Who Can Use The Story Arks Institute?


         The Story Arks Institute addresses itself first of all to professional screenwriters, story editors, directors, producers, and media executives with the goal to facilitate them becoming more proactively engaged in climate change and related issues—be they scientific, social, or ethical.  For storytellers in the major media, The Story Arks Institute offers a platform to seek out and develop the concepts, the images, the metaphors, and the themes that will be key to a dramaturgy of the 21st century.

         It is also clear that ecological and integrative perspectives must be brought to bear on the way the media see themselves, their public responsibilities, and their mission.  Ecological and integrative perspectives mean an emphasis on networks rather than hierarchies, on more open participation, more transparency and accountability.  We can already see storytelling shifting from formally hierarchic production and distribution systems toward a cacophony of new arenas and distribution modes for video, such as U-tube.  Therefore, at The Story Arks Institute special programs are in the works that will focus on “new network” storytelling: direct to Web, interactive-collaborative storytelling forms that will be the next steps beyond U-tube.  We welcome the pioneers in these new fields of storytelling.


How Does The Story Arks Institute Function?


         The Story Arks Institute began with screenwriters and story development experts coming together with climate scientists, engaged NGOs, and regional broadcasters to ask how the climate change crisis and its emerging repercussions might be made more visible despite widespread denial, disinformation campaigns, and plain ignorance.  One convergence point was the UNESCO Broadcast Media and Climate Change Conference in Paris in September 2009.

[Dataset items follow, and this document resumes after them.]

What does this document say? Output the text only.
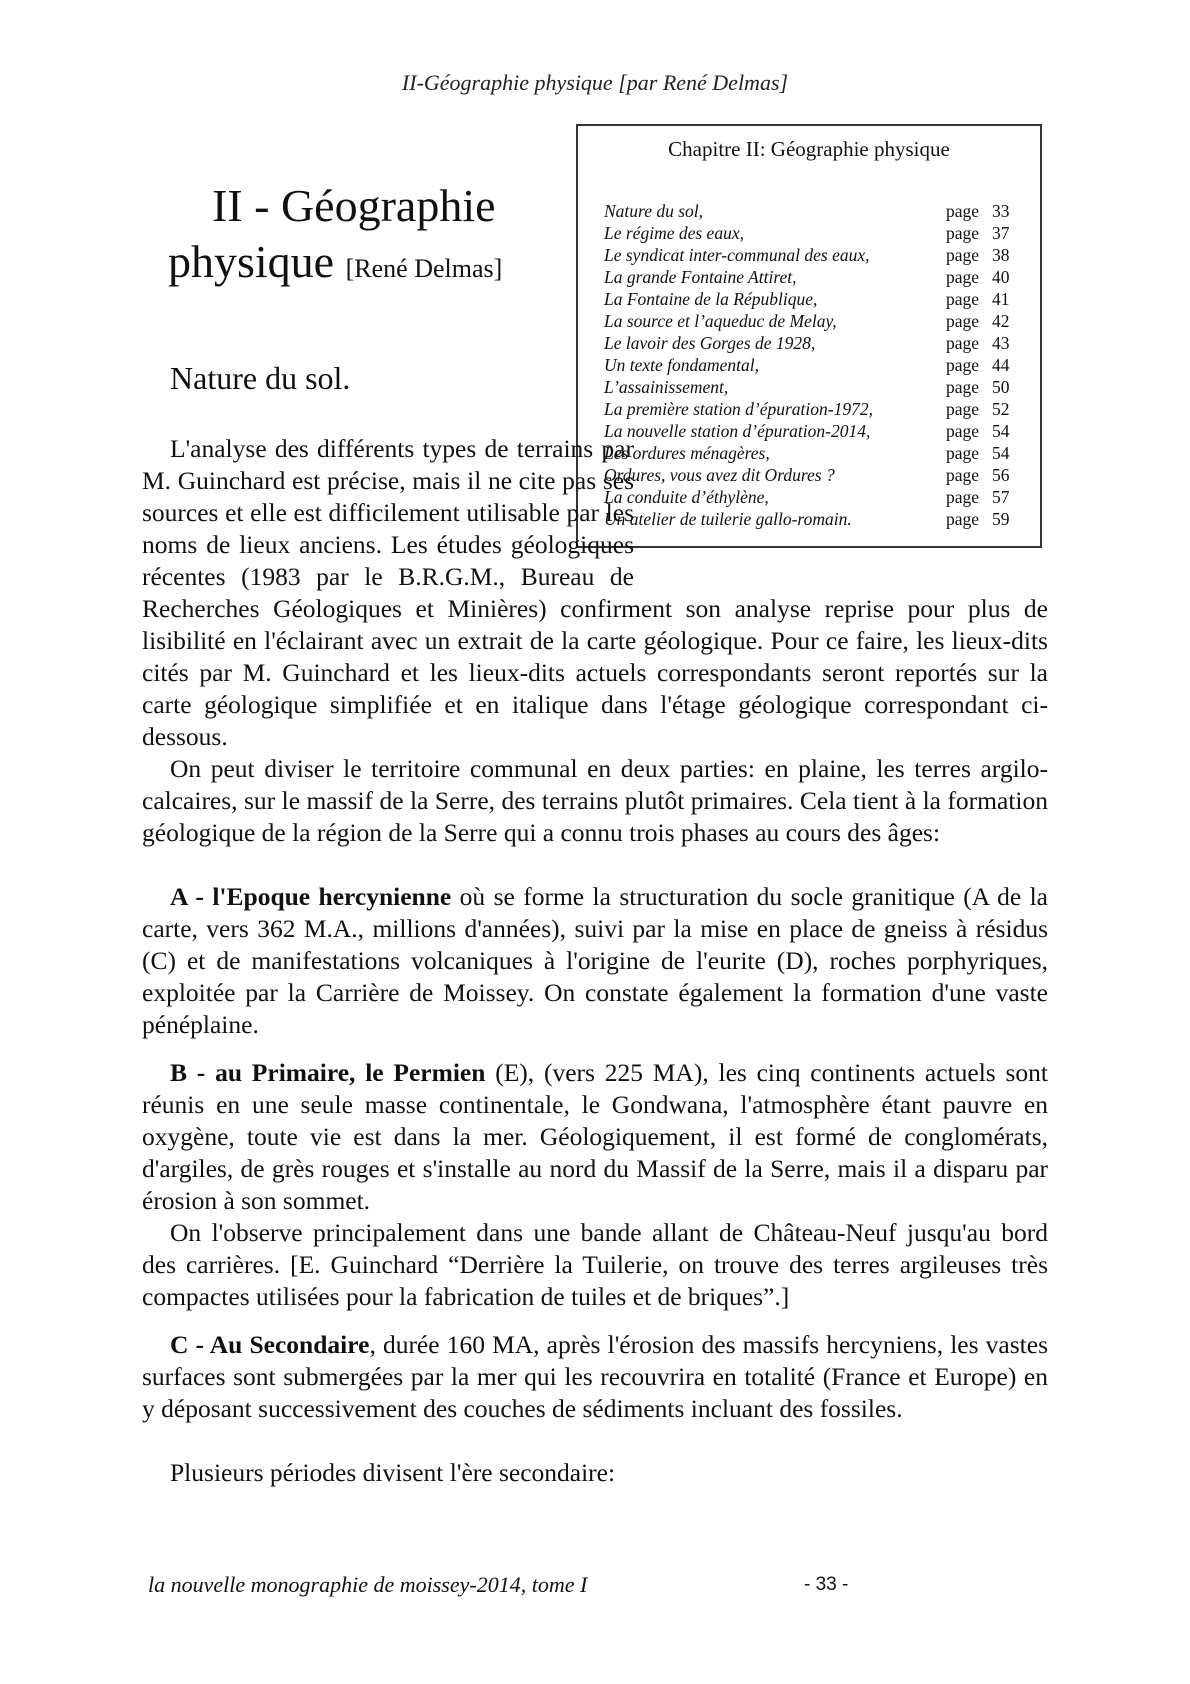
II-Géographie physique [par René Delmas]
Chapitre II: Géographie physique
Nature du sol,	page 33
Le régime des eaux,	page 37
Le syndicat inter-communal des eaux,	page 38
La grande Fontaine Attiret,	page 40
La Fontaine de la République,	page 41
La source et l’aqueduc de Melay,	page 42
Le lavoir des Gorges de 1928,	page 43
Un texte fondamental,	page 44
L’assainissement,	page 50
La première station d’épuration-1972,	page 52
La nouvelle station d’épuration-2014,	page 54
Les ordures ménagères,	page 54
Ordures, vous avez dit Ordures ?	page 56
La conduite d’éthylène,	page 57
Un atelier de tuilerie gallo-romain.	page 59
II - Géographie
physique [René Delmas]
Nature du sol.

L'analyse des différents types de terrains par M. Guinchard est précise, mais il ne cite pas ses sources et elle est difficilement utilisable par les noms de lieux anciens. Les études géologiques récentes (1983 par le B.R.G.M., Bureau de Recherches Géologiques et Minières) confirment son analyse reprise pour plus de lisibilité en l'éclairant avec un extrait de la carte géologique. Pour ce faire, les lieux-dits cités par M. Guinchard et les lieux-dits actuels correspondants seront reportés sur la carte géologique simplifiée et en italique dans l'étage géologique correspondant ci-dessous.

On peut diviser le territoire communal en deux parties: en plaine, les terres argilo-calcaires, sur le massif de la Serre, des terrains plutôt primaires. Cela tient à la formation géologique de la région de la Serre qui a connu trois phases au cours des âges:

A - l'Epoque hercynienne où se forme la structuration du socle granitique (A de la carte, vers 362 M.A., millions d'années), suivi par la mise en place de gneiss à résidus (C) et de manifestations volcaniques à l'origine de l'eurite (D), roches porphyriques, exploitée par la Carrière de Moissey. On constate également la formation d'une vaste pénéplaine.

B - au Primaire, le Permien (E), (vers 225 MA), les cinq continents actuels sont réunis en une seule masse continentale, le Gondwana, l'atmosphère étant pauvre en oxygène, toute vie est dans la mer. Géologiquement, il est formé de conglomérats, d'argiles, de grès rouges et s'installe au nord du Massif de la Serre, mais il a disparu par érosion à son sommet.

On l'observe principalement dans une bande allant de Château-Neuf jusqu'au bord des carrières. [E. Guinchard “Derrière la Tuilerie, on trouve des terres argileuses très compactes utilisées pour la fabrication de tuiles et de briques”.]

C - Au Secondaire, durée 160 MA, après l'érosion des massifs hercyniens, les vastes surfaces sont submergées par la mer qui les recouvrira en totalité (France et Europe) en y déposant successivement des couches de sédiments incluant des fossiles.

Plusieurs périodes divisent l'ère secondaire:

la nouvelle monographie de moissey-2014, tome I	- 33 -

         Keith Cunningham’s special workshops and lectures in this area have been ongoing since 2008 with his first mini-workshop, together with co-leader Thomas Schlesinger, on The Road Ahead: The Dramaturgy of the 21st Century at the Medienakademie of the German broadcasters ARD and ZDF. Workshops and lectures have taken place in Germany, Spain, and Austria.  Future workshops will focus on new dramatic forms; the dramatic potential of the great, “longitudinal” TV series; and using drama to question our notions of “progress” and “success,” and re-vision them for a sustainable world.

         Another branch of The Story Arks Institute’s engagement consists in project development and consulting: bringing forward-looking perspectives into existing genres, characters, dramatic situations, and other elements of dramaturgy—as well as creating and developing entirely new dramatic works.

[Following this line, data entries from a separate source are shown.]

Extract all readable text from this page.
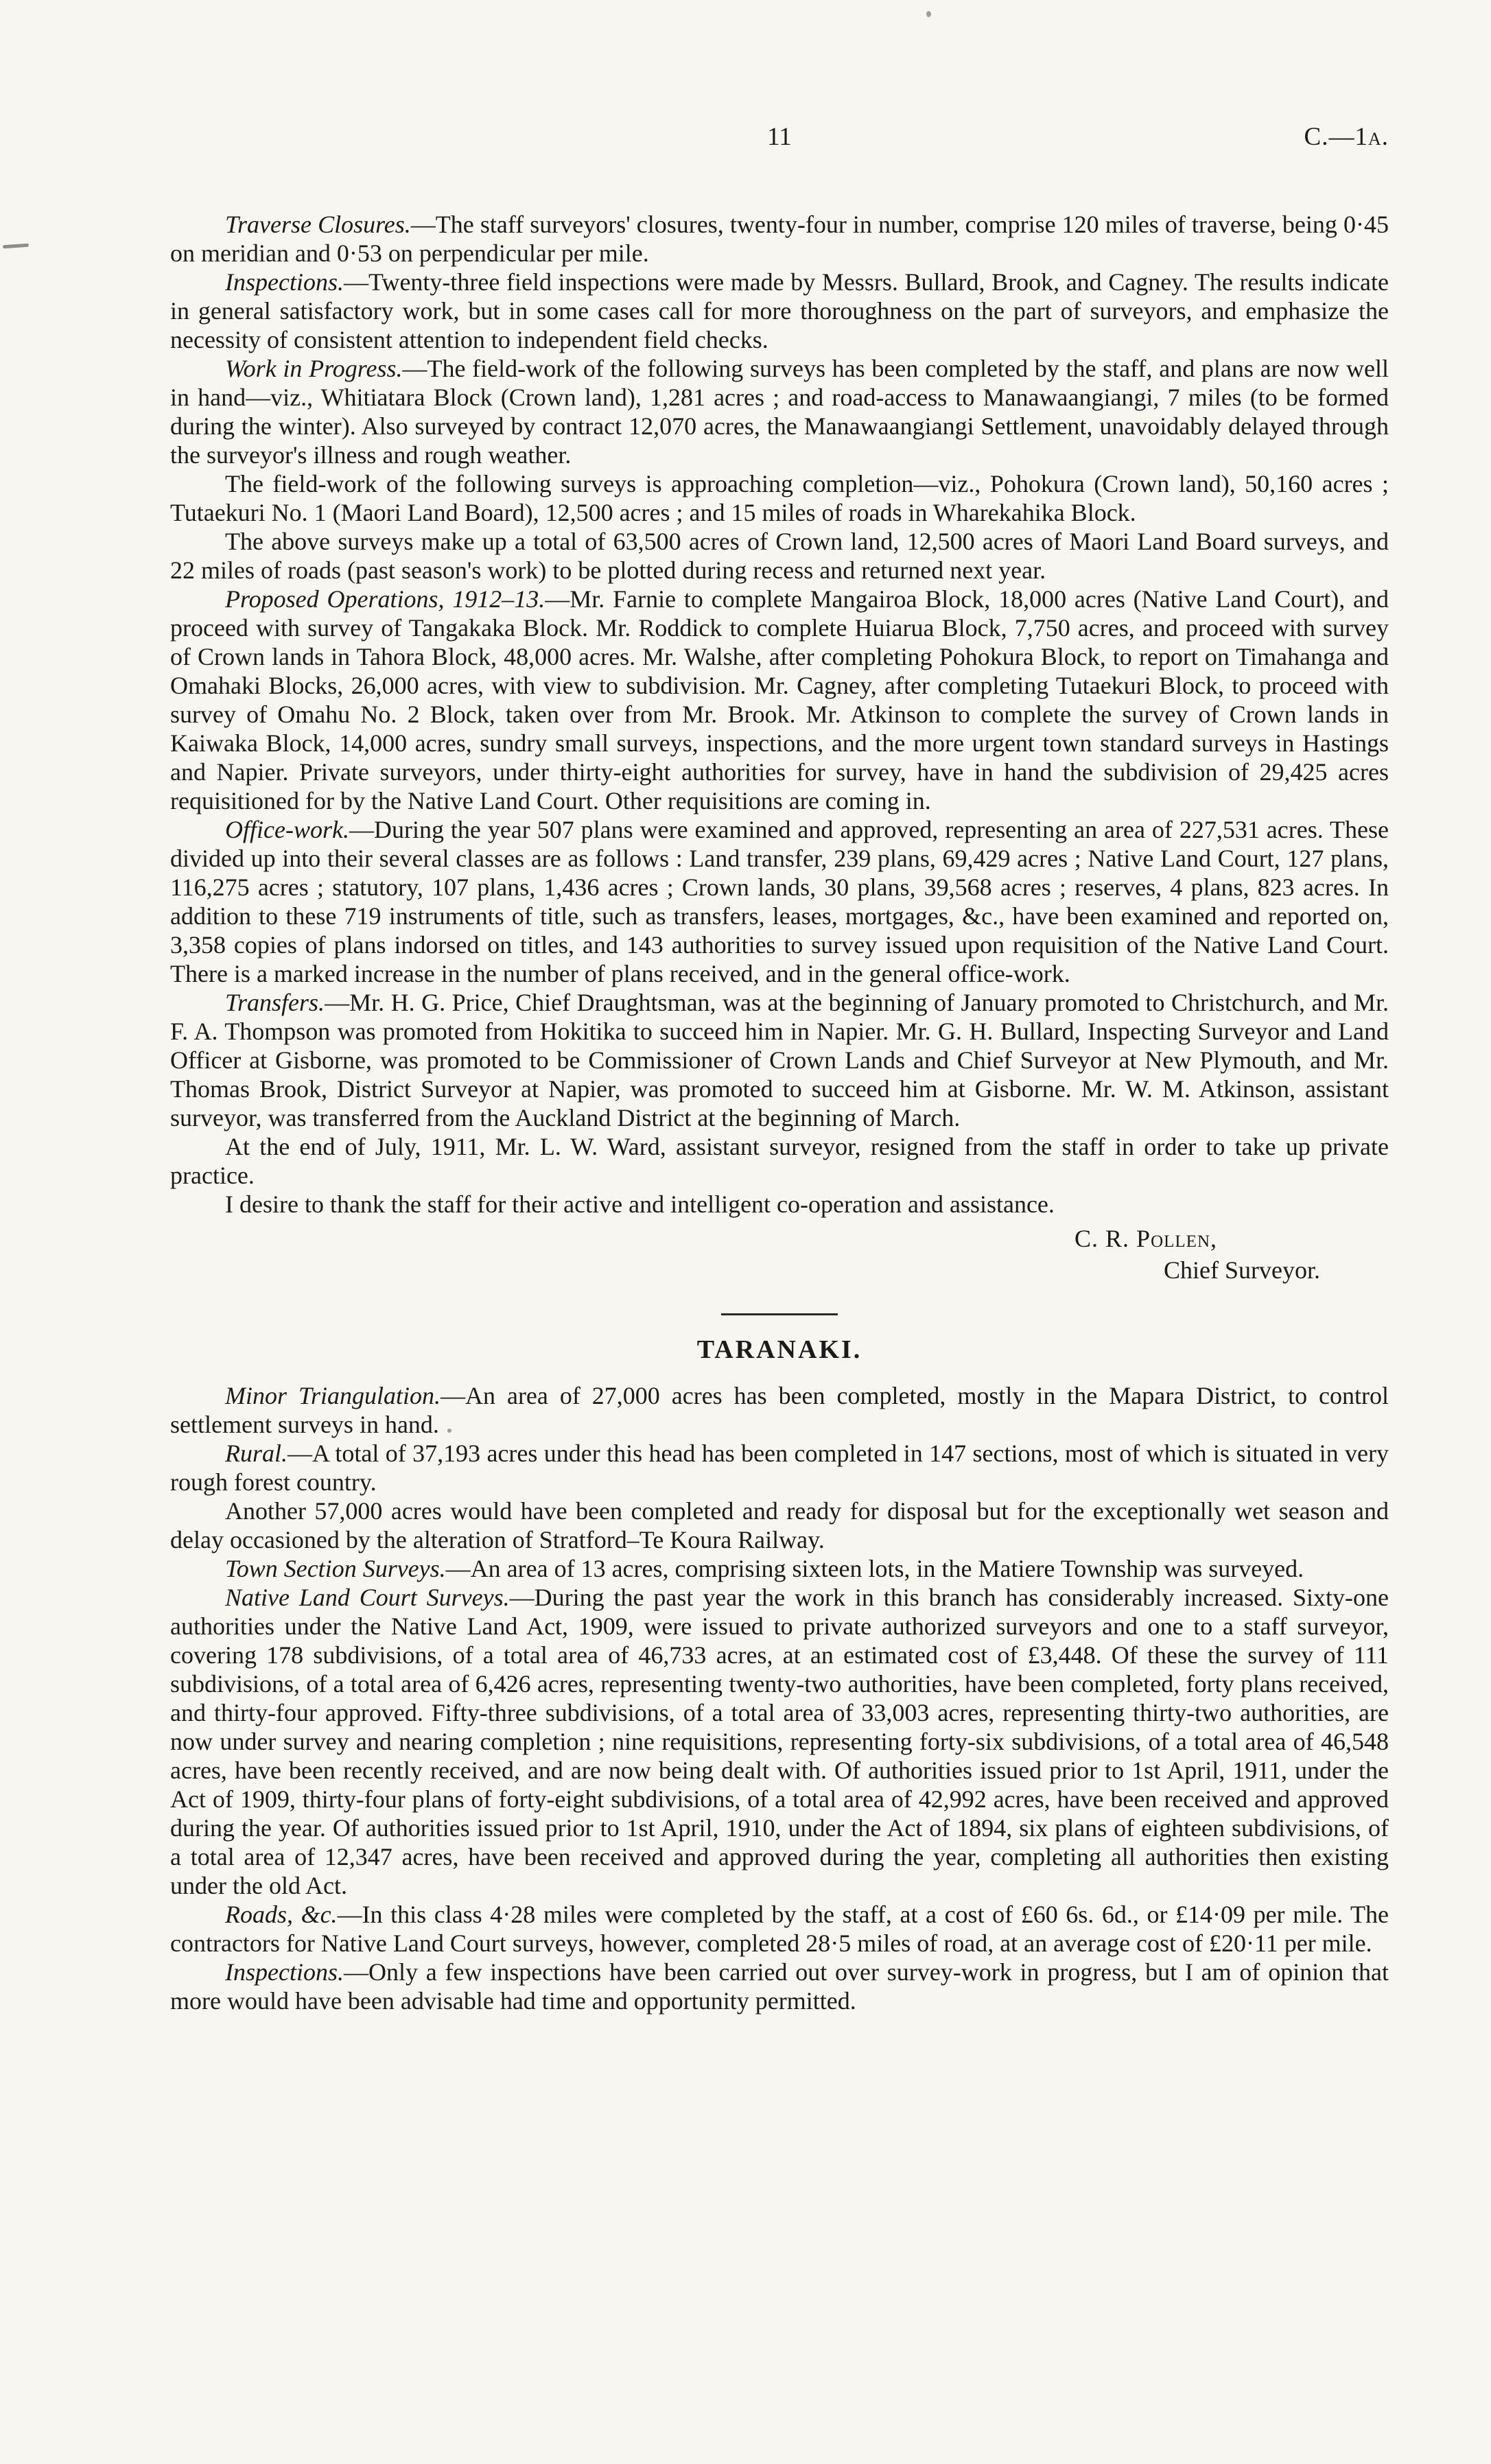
11	C.—1a.

Traverse Closures.—The staff surveyors' closures, twenty-four in number, comprise 120 miles of traverse, being 0·45 on meridian and 0·53 on perpendicular per mile.

Inspections.—Twenty-three field inspections were made by Messrs. Bullard, Brook, and Cagney. The results indicate in general satisfactory work, but in some cases call for more thoroughness on the part of surveyors, and emphasize the necessity of consistent attention to independent field checks.

Work in Progress.—The field-work of the following surveys has been completed by the staff, and plans are now well in hand—viz., Whitiatara Block (Crown land), 1,281 acres ; and road-access to Manawaangiangi, 7 miles (to be formed during the winter). Also surveyed by contract 12,070 acres, the Manawaangiangi Settlement, unavoidably delayed through the surveyor's illness and rough weather.

The field-work of the following surveys is approaching completion—viz., Pohokura (Crown land), 50,160 acres ; Tutaekuri No. 1 (Maori Land Board), 12,500 acres ; and 15 miles of roads in Wharekahika Block.

The above surveys make up a total of 63,500 acres of Crown land, 12,500 acres of Maori Land Board surveys, and 22 miles of roads (past season's work) to be plotted during recess and returned next year.

Proposed Operations, 1912–13.—Mr. Farnie to complete Mangairoa Block, 18,000 acres (Native Land Court), and proceed with survey of Tangakaka Block. Mr. Roddick to complete Huiarua Block, 7,750 acres, and proceed with survey of Crown lands in Tahora Block, 48,000 acres. Mr. Walshe, after completing Pohokura Block, to report on Timahanga and Omahaki Blocks, 26,000 acres, with view to subdivision. Mr. Cagney, after completing Tutaekuri Block, to proceed with survey of Omahu No. 2 Block, taken over from Mr. Brook. Mr. Atkinson to complete the survey of Crown lands in Kaiwaka Block, 14,000 acres, sundry small surveys, inspections, and the more urgent town standard surveys in Hastings and Napier. Private surveyors, under thirty-eight authorities for survey, have in hand the subdivision of 29,425 acres requisitioned for by the Native Land Court. Other requisitions are coming in.

Office-work.—During the year 507 plans were examined and approved, representing an area of 227,531 acres. These divided up into their several classes are as follows : Land transfer, 239 plans, 69,429 acres ; Native Land Court, 127 plans, 116,275 acres ; statutory, 107 plans, 1,436 acres ; Crown lands, 30 plans, 39,568 acres ; reserves, 4 plans, 823 acres. In addition to these 719 instruments of title, such as transfers, leases, mortgages, &c., have been examined and reported on, 3,358 copies of plans indorsed on titles, and 143 authorities to survey issued upon requisition of the Native Land Court. There is a marked increase in the number of plans received, and in the general office-work.

Transfers.—Mr. H. G. Price, Chief Draughtsman, was at the beginning of January promoted to Christchurch, and Mr. F. A. Thompson was promoted from Hokitika to succeed him in Napier. Mr. G. H. Bullard, Inspecting Surveyor and Land Officer at Gisborne, was promoted to be Commissioner of Crown Lands and Chief Surveyor at New Plymouth, and Mr. Thomas Brook, District Surveyor at Napier, was promoted to succeed him at Gisborne. Mr. W. M. Atkinson, assistant surveyor, was transferred from the Auckland District at the beginning of March.

At the end of July, 1911, Mr. L. W. Ward, assistant surveyor, resigned from the staff in order to take up private practice.

I desire to thank the staff for their active and intelligent co-operation and assistance.

C. R. Pollen,
Chief Surveyor.
TARANAKI.

Minor Triangulation.—An area of 27,000 acres has been completed, mostly in the Mapara District, to control settlement surveys in hand.

Rural.—A total of 37,193 acres under this head has been completed in 147 sections, most of which is situated in very rough forest country.

Another 57,000 acres would have been completed and ready for disposal but for the exceptionally wet season and delay occasioned by the alteration of Stratford–Te Koura Railway.

Town Section Surveys.—An area of 13 acres, comprising sixteen lots, in the Matiere Township was surveyed.

Native Land Court Surveys.—During the past year the work in this branch has considerably increased. Sixty-one authorities under the Native Land Act, 1909, were issued to private authorized surveyors and one to a staff surveyor, covering 178 subdivisions, of a total area of 46,733 acres, at an estimated cost of £3,448. Of these the survey of 111 subdivisions, of a total area of 6,426 acres, representing twenty-two authorities, have been completed, forty plans received, and thirty-four approved. Fifty-three subdivisions, of a total area of 33,003 acres, representing thirty-two authorities, are now under survey and nearing completion ; nine requisitions, representing forty-six subdivisions, of a total area of 46,548 acres, have been recently received, and are now being dealt with. Of authorities issued prior to 1st April, 1911, under the Act of 1909, thirty-four plans of forty-eight subdivisions, of a total area of 42,992 acres, have been received and approved during the year. Of authorities issued prior to 1st April, 1910, under the Act of 1894, six plans of eighteen subdivisions, of a total area of 12,347 acres, have been received and approved during the year, completing all authorities then existing under the old Act.

Roads, &c.—In this class 4·28 miles were completed by the staff, at a cost of £60 6s. 6d., or £14·09 per mile. The contractors for Native Land Court surveys, however, completed 28·5 miles of road, at an average cost of £20·11 per mile.

Inspections.—Only a few inspections have been carried out over survey-work in progress, but I am of opinion that more would have been advisable had time and opportunity permitted.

         Anticipated next stages of The Story Arks Institute’s activities include mounting a screenplay competition to award scripts that successfully mate superior dramatic quality with sustainable visions of the future; staging larger conferences to promote increased interaction and collaboration with climate scientists, green thinkers, and regional broadcasters; and advocacy for change at the editorial levels of the major media.

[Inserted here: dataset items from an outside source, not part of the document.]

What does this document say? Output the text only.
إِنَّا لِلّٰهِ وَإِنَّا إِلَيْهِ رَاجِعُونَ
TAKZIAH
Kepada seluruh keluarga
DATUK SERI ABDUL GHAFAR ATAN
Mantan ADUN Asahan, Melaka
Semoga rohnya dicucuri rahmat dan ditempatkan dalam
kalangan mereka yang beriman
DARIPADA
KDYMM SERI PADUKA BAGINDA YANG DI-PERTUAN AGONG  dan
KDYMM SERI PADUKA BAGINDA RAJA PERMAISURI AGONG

One major project in development is a personal collaboration with my colleague Claus Josten. It is not a Story Arks Institute project, but is in the same spirit. It is a far-reaching concept involving many partners. We plan a complex interaction of filmmakers and society across the Euro-Mediterranean region that will include collaborations between filmmakers and scientists, film festivals, and a unique forum process designed to bring science, media arts, and the public together in the countries taking part in the project as well as shared across the project region. We will make more details public as the stages of the project progress. 

—Berlin, March 2015



The 100-Months Project

 The Challenge to Storytellers, Media Professionals, and Artists to Envision a Sustainable Future.

         This is an open letter to my colleagues in the media as well as decision makers in corporations, NGOs, and foundations. It concerns the greatest challenge that we all face together——in fact, the greatest challenge that mankind has ever faced.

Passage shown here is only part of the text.